2026-07-02: Phase 0 and Phase 1

Done:

  • Repo scaffold, pyproject with uv lockfile, ruff and strict mypy, CI matrix (3 OS x 3 Python), CodeQL, gitleaks, dependency review, release workflow for PyPI Trusted Publishing
  • CLI with all commands registered; run and check are implemented, the rest exit 3 with a message until their phase lands
  • Exit code contract: 0 pass, 1 gate failure, 2 execution error, 3 config error
  • Adapter protocol with capability flags, Python adapter (sync and async targets), HTTP adapter (JSONPath mapping, retries with Retry-After support, env-sourced headers, 4xx fail fast)
  • SQLite run store: WAL mode, serialized writes, schema versioning with backup-before-migrate, full domain model from spec section 5
  • Run engine: bounded concurrency, per-case timeout and error capture, incremental result persistence, --resume for interrupted runs
  • Canonical JSON hashing for dataset and config hashes
  • Secret redaction applied to logs and persisted error payloads
  • Cost ledger scaffold (real accounting lands in phase 3)
  • Example pipeline, example dataset and configs, full test suite

Decisions:

  • TODO(decision): schema migrations use an in-repo versioned migration table instead of Alembic.
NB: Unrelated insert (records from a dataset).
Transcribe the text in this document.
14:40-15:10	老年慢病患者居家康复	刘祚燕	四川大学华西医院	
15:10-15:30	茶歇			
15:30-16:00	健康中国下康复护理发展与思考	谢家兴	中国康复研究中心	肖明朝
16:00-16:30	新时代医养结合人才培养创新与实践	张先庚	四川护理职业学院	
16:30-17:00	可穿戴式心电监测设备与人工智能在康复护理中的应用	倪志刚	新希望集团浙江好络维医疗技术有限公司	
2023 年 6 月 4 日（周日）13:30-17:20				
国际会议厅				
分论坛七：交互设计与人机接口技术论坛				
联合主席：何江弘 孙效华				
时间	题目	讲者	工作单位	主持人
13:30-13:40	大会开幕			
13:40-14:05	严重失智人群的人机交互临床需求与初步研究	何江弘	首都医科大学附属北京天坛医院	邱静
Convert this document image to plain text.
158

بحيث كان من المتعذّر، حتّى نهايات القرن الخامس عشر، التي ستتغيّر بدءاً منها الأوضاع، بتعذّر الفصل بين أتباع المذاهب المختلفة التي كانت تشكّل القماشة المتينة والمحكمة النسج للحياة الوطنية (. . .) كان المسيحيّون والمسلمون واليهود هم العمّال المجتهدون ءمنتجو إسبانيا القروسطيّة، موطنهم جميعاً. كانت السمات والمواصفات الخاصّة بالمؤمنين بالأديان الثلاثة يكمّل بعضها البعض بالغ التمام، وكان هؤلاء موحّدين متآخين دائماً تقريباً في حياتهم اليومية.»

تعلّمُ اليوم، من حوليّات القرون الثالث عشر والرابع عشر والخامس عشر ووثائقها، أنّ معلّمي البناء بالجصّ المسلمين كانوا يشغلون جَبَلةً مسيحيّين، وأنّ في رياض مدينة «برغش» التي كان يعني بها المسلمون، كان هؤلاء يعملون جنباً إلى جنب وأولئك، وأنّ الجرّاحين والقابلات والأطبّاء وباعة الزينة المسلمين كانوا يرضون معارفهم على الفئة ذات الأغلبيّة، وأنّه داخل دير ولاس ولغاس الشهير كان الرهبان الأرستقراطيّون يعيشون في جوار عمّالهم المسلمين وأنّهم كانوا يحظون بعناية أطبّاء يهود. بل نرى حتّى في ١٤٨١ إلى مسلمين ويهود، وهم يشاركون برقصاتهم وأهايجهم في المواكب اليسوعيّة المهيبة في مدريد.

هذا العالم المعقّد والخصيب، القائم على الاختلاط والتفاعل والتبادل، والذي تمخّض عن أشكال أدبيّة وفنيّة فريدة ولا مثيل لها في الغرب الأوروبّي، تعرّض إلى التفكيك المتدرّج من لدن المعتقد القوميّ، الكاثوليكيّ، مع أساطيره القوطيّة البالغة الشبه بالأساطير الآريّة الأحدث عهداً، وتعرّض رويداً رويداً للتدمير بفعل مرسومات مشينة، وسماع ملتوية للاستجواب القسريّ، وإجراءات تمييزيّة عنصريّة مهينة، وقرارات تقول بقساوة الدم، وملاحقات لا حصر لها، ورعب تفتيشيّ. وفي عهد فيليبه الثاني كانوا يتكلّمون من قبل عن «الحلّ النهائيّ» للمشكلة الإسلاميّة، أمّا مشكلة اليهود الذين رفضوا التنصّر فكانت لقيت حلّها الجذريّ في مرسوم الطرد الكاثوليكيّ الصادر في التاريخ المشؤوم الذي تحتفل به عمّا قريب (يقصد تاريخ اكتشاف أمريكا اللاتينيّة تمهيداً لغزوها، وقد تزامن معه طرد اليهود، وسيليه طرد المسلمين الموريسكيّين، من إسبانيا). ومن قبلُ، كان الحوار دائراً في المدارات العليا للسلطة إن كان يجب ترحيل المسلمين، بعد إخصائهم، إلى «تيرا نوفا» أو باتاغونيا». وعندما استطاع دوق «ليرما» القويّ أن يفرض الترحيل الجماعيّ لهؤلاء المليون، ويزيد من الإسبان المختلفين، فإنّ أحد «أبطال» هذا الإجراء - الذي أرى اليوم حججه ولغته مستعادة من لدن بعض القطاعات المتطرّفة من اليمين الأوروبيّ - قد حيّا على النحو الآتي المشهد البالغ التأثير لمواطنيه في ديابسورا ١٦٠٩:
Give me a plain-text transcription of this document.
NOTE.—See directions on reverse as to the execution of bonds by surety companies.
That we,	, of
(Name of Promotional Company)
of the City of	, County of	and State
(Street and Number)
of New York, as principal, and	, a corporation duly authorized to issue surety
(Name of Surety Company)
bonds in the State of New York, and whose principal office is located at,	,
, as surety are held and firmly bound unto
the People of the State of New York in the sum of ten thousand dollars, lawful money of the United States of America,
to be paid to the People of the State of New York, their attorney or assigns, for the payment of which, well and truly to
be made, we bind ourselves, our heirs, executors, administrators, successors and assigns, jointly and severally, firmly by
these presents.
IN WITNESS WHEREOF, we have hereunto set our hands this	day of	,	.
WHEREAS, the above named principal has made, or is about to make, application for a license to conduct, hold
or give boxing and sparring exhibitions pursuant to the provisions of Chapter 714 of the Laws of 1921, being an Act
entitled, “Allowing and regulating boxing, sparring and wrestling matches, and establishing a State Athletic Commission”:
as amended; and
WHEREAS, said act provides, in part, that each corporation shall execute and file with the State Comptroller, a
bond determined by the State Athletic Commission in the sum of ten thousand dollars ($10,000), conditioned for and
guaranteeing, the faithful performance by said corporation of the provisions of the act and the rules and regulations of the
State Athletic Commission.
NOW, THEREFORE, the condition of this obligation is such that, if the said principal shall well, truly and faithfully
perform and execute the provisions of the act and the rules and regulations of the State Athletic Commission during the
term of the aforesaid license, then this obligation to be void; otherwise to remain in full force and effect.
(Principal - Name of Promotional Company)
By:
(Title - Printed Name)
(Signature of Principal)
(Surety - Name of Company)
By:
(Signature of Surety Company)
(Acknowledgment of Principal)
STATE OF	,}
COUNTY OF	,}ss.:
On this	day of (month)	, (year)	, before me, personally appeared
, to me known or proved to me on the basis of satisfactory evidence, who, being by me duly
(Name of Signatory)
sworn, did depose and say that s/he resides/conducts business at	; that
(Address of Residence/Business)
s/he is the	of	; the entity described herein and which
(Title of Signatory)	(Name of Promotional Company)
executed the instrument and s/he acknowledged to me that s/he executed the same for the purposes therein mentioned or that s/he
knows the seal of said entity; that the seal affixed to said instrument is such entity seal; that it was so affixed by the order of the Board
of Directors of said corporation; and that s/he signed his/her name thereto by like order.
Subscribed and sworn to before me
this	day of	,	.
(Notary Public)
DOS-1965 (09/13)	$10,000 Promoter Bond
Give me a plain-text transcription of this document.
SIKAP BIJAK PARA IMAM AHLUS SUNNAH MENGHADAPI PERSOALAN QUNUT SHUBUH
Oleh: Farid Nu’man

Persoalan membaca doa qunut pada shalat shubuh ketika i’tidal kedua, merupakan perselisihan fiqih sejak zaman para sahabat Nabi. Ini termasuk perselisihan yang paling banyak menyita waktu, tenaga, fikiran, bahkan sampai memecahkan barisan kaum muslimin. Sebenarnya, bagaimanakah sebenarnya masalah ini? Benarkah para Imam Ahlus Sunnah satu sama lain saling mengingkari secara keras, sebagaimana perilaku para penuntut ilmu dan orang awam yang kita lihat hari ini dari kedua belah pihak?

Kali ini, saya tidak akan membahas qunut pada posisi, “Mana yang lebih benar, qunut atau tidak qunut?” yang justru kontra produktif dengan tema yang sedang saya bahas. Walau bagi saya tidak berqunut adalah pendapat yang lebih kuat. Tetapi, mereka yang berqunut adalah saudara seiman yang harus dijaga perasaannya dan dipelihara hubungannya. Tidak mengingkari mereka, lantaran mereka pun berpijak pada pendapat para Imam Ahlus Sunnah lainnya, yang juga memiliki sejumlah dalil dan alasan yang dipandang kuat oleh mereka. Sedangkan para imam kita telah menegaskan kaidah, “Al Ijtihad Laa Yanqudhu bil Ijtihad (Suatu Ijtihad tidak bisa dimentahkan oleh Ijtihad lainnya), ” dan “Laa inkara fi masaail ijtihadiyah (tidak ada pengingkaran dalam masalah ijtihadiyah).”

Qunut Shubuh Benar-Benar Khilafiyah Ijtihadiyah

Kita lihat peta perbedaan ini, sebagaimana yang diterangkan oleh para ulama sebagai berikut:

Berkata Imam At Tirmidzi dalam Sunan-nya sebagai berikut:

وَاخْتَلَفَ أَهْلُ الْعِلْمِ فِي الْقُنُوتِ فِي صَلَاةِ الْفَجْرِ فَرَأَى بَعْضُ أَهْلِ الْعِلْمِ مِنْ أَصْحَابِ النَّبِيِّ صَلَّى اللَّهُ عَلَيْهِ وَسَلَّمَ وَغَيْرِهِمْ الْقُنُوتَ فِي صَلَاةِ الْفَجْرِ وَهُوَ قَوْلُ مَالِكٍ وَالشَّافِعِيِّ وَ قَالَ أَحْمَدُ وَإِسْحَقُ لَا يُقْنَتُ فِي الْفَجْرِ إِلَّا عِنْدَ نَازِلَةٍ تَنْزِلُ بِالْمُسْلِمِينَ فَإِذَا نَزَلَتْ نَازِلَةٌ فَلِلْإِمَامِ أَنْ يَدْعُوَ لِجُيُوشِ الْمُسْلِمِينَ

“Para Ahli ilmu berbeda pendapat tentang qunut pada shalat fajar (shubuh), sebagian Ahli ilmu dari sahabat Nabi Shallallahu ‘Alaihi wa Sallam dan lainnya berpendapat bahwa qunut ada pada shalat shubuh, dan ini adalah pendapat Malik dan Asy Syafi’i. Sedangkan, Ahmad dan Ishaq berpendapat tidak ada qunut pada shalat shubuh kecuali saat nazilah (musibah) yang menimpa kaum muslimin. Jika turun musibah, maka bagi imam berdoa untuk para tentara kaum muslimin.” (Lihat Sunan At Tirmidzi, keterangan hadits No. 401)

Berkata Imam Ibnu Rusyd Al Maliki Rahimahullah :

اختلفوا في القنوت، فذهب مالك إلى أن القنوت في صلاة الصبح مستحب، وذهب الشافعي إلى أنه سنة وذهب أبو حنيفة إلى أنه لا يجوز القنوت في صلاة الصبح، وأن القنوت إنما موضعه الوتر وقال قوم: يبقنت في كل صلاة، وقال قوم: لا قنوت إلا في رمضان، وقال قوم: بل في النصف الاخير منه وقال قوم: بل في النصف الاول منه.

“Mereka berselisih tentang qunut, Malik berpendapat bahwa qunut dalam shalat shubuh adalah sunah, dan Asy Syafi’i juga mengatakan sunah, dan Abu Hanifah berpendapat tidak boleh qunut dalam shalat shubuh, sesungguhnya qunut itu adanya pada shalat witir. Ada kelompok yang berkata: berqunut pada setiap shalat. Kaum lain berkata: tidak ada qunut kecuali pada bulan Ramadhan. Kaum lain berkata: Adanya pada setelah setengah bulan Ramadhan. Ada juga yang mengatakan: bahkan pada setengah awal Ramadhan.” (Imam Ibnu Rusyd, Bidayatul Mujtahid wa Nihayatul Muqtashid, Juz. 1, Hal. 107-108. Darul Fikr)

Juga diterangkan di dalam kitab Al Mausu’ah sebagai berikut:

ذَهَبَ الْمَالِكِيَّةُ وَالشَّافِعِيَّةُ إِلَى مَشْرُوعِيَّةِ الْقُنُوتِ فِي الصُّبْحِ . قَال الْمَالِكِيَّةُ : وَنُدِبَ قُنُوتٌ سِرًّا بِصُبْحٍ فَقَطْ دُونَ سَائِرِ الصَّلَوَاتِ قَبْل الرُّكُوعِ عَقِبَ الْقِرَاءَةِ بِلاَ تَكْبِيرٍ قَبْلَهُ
PHASE_PLAN P1-09 asked for Alembic; the lighter mechanism satisfies RW-16 (version stored, newer-schema error, backup-before-migrate) with less machinery. Revisit if the schema grows.

Needs the account owner (cannot be done from this machine):

  • Create the GitHub repo and push (P0-01)
  • Configure PyPI Trusted Publishing and publish the 0.0.1 placeholder (P0-12)

Next: Phase 2, retrieval metrics and compare.